After making my consecration to Mary, which included Confession and reception of Holy Communion, my soul felt freer, lighter. I prayed my Rosary with more fervor and ardor, meditating on the mysteries and how Our Lady must have experienced life with Jesus. She became real to me.

It wasn’t until I became a mom ten years ago that my relationship with the Blessed Mother deepened to the point where I understood her as a mother. I finally encountered her maternal heart – her love for me as a spiritual daughter – when I understood the love shared between mother and child. 

Felicity was an infant, just a little over a year old, when I awoke on Christmas morning before everyone else in the house did. The image of the Christ-Child in the manger came alive in a new, enfleshed way. I saw in my mind’s eye Our Lady and St. Joseph with Him, and I understood a small fragment of her sacrificial heart. I was beginning to know what love meant.

Then, I started praying spontaneously to Mary. I’d ask her to protect Felicity, to guide me as a mother (because I had no idea what I was doing), to intercede for our family that we might become holy. Sometimes I’d utter or sigh through tears during middle-of-the-night feedings or after Felicity would scream and I was at a loss on how to handle her fits. These were prayers of the heart, a language that I understood to be part of that feminine gift, or genius, that St. John Paul II wrote about. 

When our second daughter, Sarah, was born with a rare disease, I became drawn to Our Lady of Sorrows. For a time, I prayed the Seven Sorrows of Mary every day and imagined what her pain and suffering was like as she accompanied Jesus in His Passion. I participated in the Mystical Body of Christ.

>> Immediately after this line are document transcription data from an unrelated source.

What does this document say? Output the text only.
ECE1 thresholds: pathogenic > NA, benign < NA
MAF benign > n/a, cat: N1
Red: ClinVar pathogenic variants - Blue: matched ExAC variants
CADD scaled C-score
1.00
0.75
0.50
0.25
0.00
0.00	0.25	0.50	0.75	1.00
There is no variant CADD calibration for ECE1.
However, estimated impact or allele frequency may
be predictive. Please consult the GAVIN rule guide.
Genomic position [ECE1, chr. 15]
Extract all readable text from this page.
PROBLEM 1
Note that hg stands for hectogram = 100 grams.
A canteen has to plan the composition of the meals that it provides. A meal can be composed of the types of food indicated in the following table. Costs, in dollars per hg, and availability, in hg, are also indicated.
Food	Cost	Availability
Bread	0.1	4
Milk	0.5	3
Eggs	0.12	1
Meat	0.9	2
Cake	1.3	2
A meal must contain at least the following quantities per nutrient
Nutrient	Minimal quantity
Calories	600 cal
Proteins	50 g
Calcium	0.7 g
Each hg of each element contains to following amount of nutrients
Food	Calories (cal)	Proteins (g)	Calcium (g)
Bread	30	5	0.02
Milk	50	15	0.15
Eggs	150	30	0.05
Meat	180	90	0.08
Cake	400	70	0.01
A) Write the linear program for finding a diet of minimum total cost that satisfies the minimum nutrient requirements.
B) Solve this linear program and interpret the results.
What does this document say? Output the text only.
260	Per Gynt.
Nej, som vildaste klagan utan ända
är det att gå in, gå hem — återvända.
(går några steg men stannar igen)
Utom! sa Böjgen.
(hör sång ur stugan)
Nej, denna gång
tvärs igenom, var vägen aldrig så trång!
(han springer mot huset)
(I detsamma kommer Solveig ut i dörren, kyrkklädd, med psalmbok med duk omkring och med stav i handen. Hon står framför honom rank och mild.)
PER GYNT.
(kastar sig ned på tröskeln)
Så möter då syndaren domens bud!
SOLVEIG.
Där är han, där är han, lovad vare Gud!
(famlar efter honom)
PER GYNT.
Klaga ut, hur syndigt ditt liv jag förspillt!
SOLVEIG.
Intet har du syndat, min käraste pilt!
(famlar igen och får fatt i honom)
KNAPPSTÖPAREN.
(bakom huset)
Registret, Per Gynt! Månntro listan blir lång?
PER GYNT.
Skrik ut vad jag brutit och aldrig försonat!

I was part of this suffering as a mother whose child underwent major cranial surgery before the age of one. I shared in the Cross of the universal Church.

Many Marian books came to me in the mail once I became a published author, and I read them hungrily. The great Mariologists, especially St. Alphonsus Liguori, impacted me greatly on understanding Marian theology. On the intellectual level, I gradually came to the realization that I wasn’t all that different from Mary in her humanity and that I could strive for holiness despite my weaknesses, because her mercy was waiting for me.

Two of the most profound gifts I’ve been given in this Marian journey are that I’ve experienced healing in my relationship with my earthly mother and I know that the goodness of my innate temperament is also a part of hers. A friend told me a few years ago that Mary is both meek and bold. She is quiet and fiery. She carries all the strengths of every temperament.

And when I pray to her now, I always include, “Please grant me a participation of your grace and a portion of your heart.”